A total of 173 aid trucks entered the Gaza Strip on Sunday under a ceasefire agreement between Hamas and Israel, the Government Media Office said Monday.

“We confirm that 173 humanitarian aid trucks entered the Gaza Strip on Oct. 12 through the crossings, marking the first day following the ceasefire agreement,” the media office said in a press release.

It said three cooking gas trucks and six diesel fuel trucks crossed into the enclave to operate bakeries, generators, and hospitals amid an acute shortage of essential materials.

The media office said the quantities of humanitarian aid that entered the Palestinian enclave are far from meeting “even the minimum humanitarian and living requirements of more than 2.4 million people.”

It reiterated the urgent need for “a large, continuous, and organized inflow of aid, fuel, cooking gas, and relief and medical supplies.”

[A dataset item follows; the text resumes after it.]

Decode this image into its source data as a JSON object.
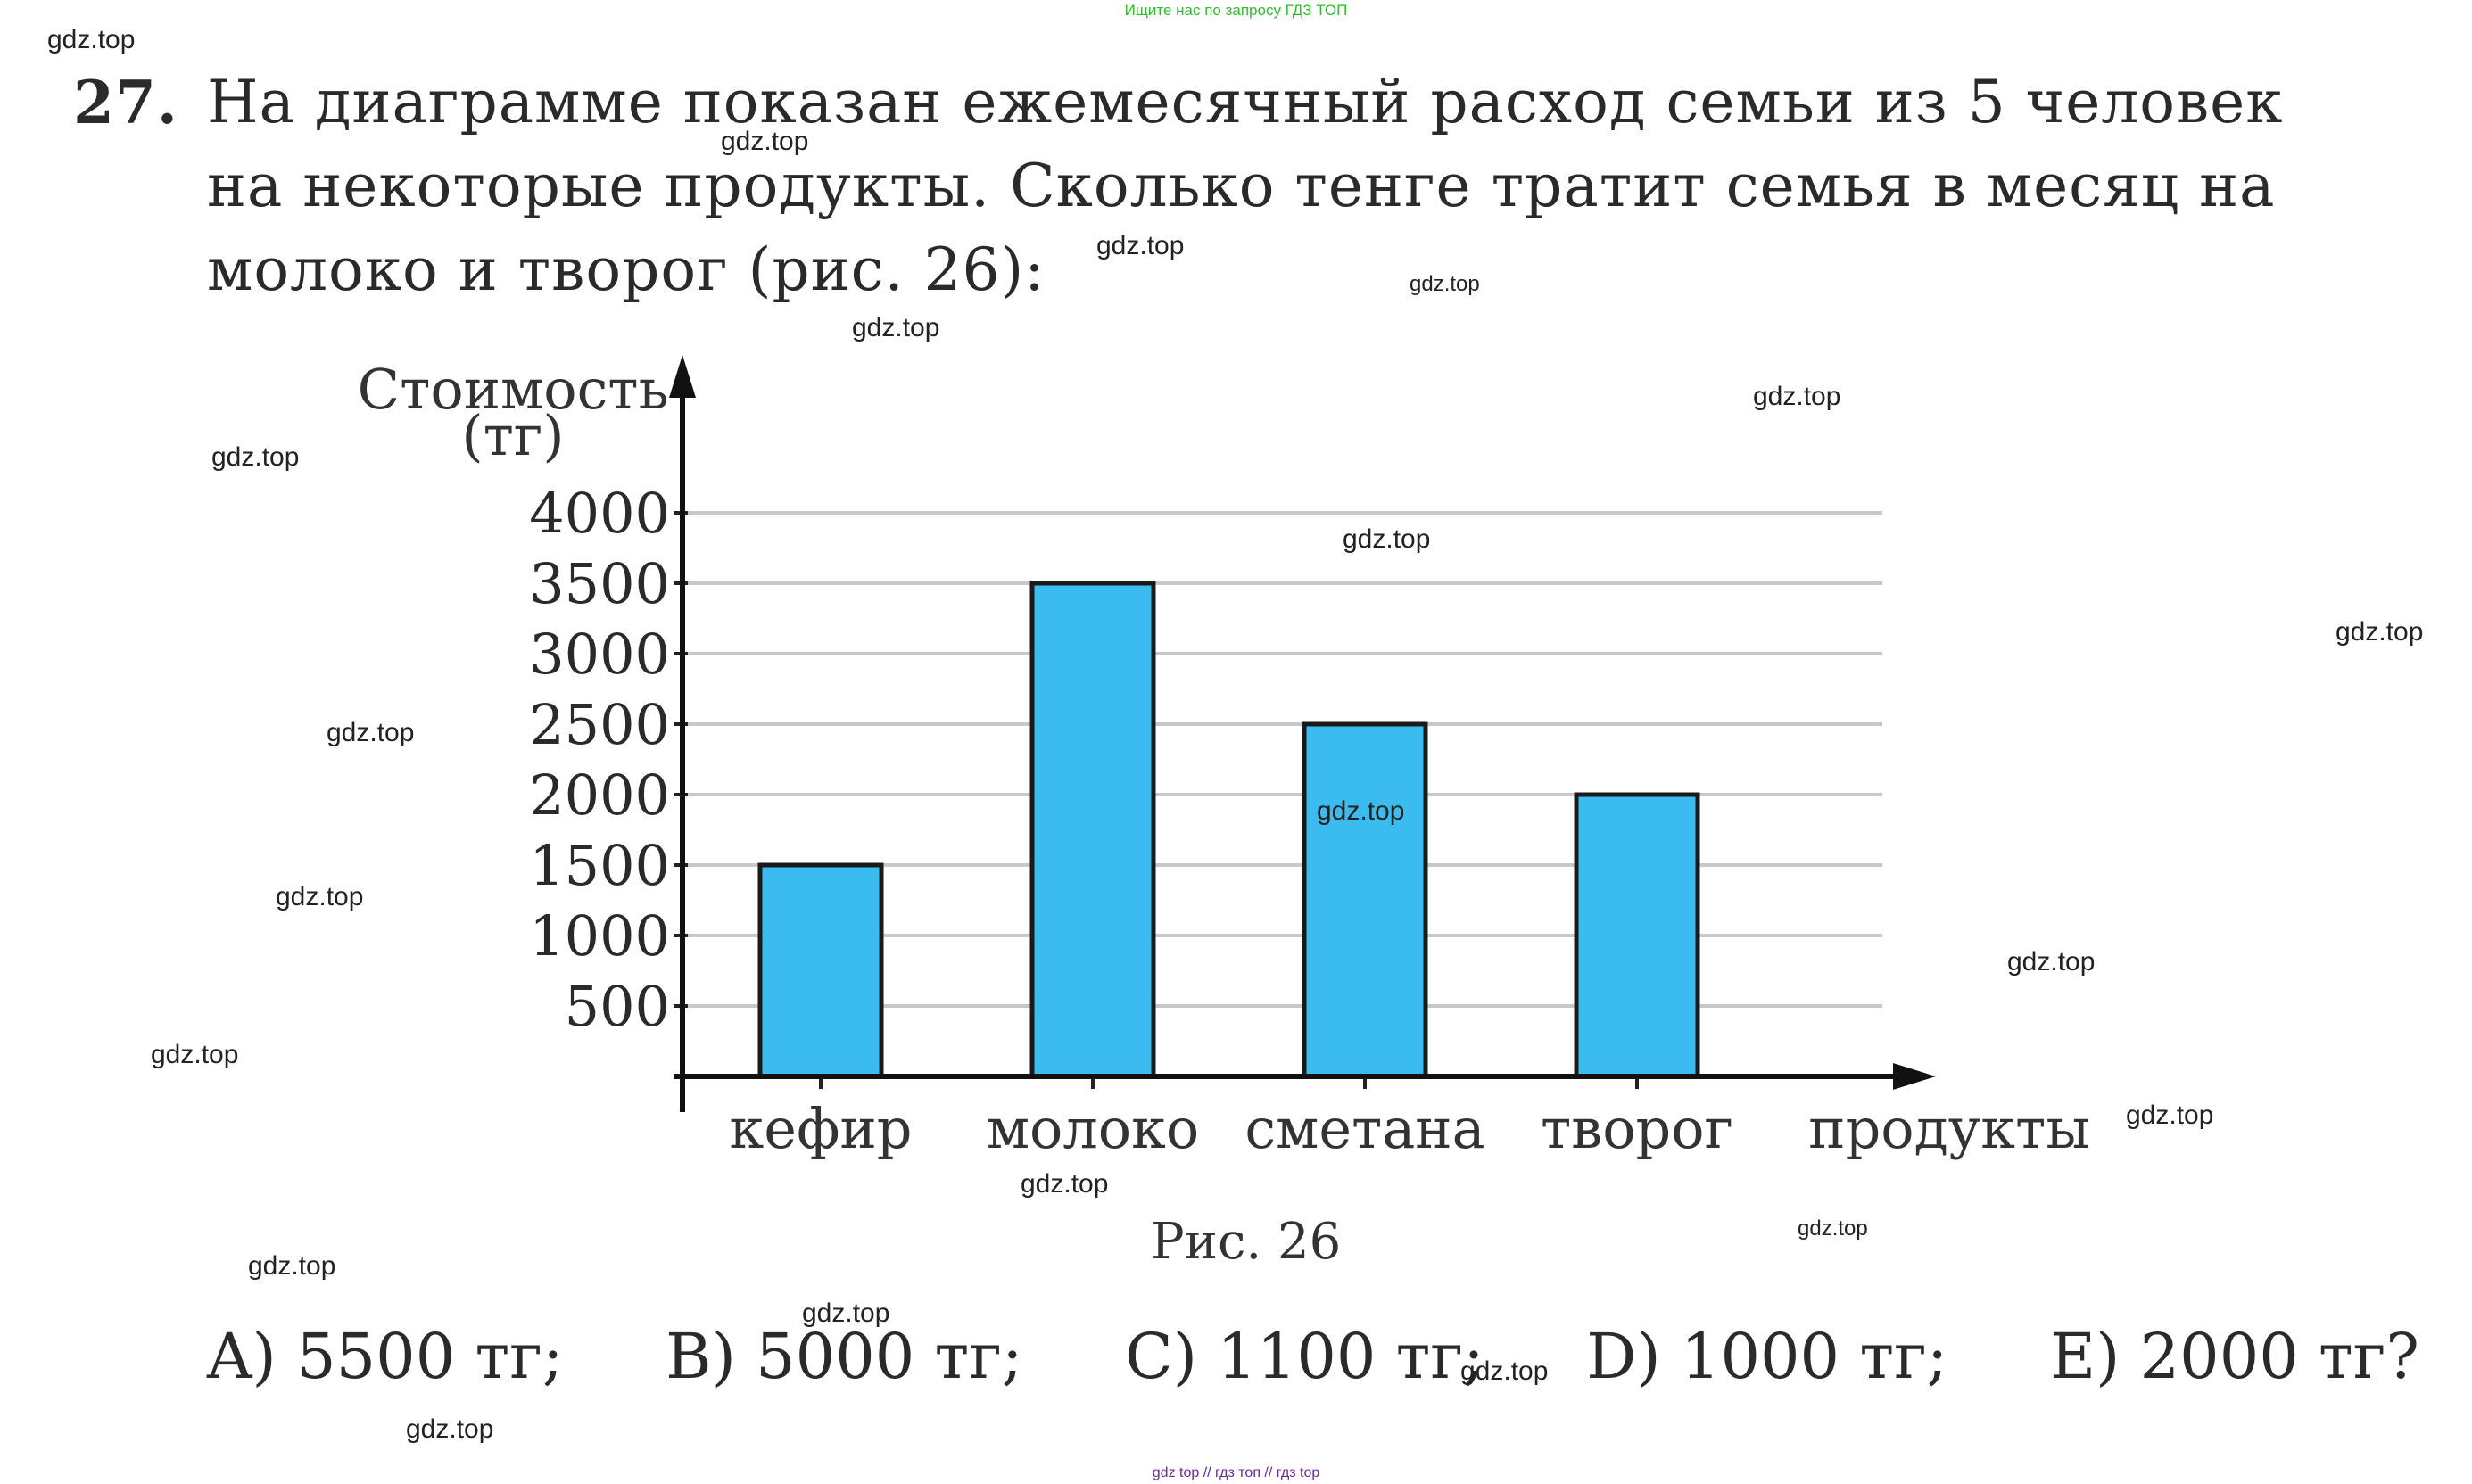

Israel has maintained a blockade on Gaza, home to nearly 2.4 million people, for nearly 18 years and tightened the siege in March when it closed border crossings and blocked food and medicine deliveries, pushing the enclave into famine.

The entry of the aid trucks came after the first phase of the Gaza ceasefire agreement took effect on Friday under US President Donald Trump’s plan to end a two-year Israeli war on the enclave.

Since October 2023, Israeli attacks have killed more than 67,800 Palestinians in Gaza, most of them women and children, leaving the enclave largely uninhabitable.